Amazon AppStream Adds Fractional GPU Graphics G6 Instances

🖥️ Amazon AppStream 2.0 now supports Graphics G6 instances with fractionalized GPU sizes, enabling customers to provision GPU capacity in smaller fractions (for example 1/2, 1/4, or 1/8) instead of full GPU instances. The new G6f and Gr6f options are built on the EC2 G6 family and are designed to optimize shared GPU resources for graphics workloads that need less than a full GPU. These instances are available in 10 AWS Regions and use pay-as-you-go pricing; they can be launched from the AWS Management Console or via the AWS SDK when creating an image builder or fleet.

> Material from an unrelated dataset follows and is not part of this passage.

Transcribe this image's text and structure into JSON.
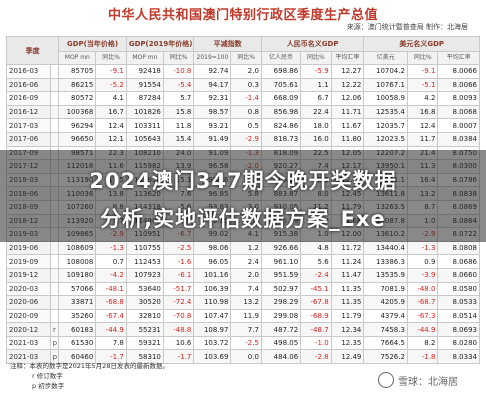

Amazon Aurora PostgreSQL Limitless Now in AWS GovCloud

🚀 Amazon Aurora PostgreSQL Limitless Database is now available in AWS GovCloud (US‑East, US‑West), providing a serverless endpoint that transparently distributes data and queries across multiple Aurora Serverless instances while preserving transactional consistency. The service supports PostgreSQL 16.6, 16.8, and 16.9 compatibility and includes distributed query planning and transaction management so you don’t need to build custom sharding or manage multiple databases. Compute automatically scales up and down within customer-specified budgets, reducing the need to provision for peak capacity.

AWS Storage Gateway Adds IPv6 Dual-Stack Support Globally

🌐 AWS Storage Gateway now supports IPv6 for endpoints, APIs, and gateway appliance interfaces, offering new dual‑stack access alongside IPv4. Existing IPv4-only endpoints remain available for backward compatibility. Customers can standardize on IPv6 or transition gradually using the dual‑stack appliances and APIs. Support is available in all AWS Regions where the service is offered.

Amazon S3 Adds Conditional Deletes for General Buckets

🔒 Amazon S3 now supports conditional deletes in S3 general purpose buckets. You can include an HTTP If-Match header with an object's ETag when calling DeleteObject or DeleteObjects; S3 will only delete the object if the provided ETag matches, reducing accidental removals in high-concurrency, multi-writer environments. Administrators can also enforce conditional deletes using the s3:if-match bucket policy condition. The capability is available at no additional cost in all AWS Regions and accessible via the API, SDKs, and CLI.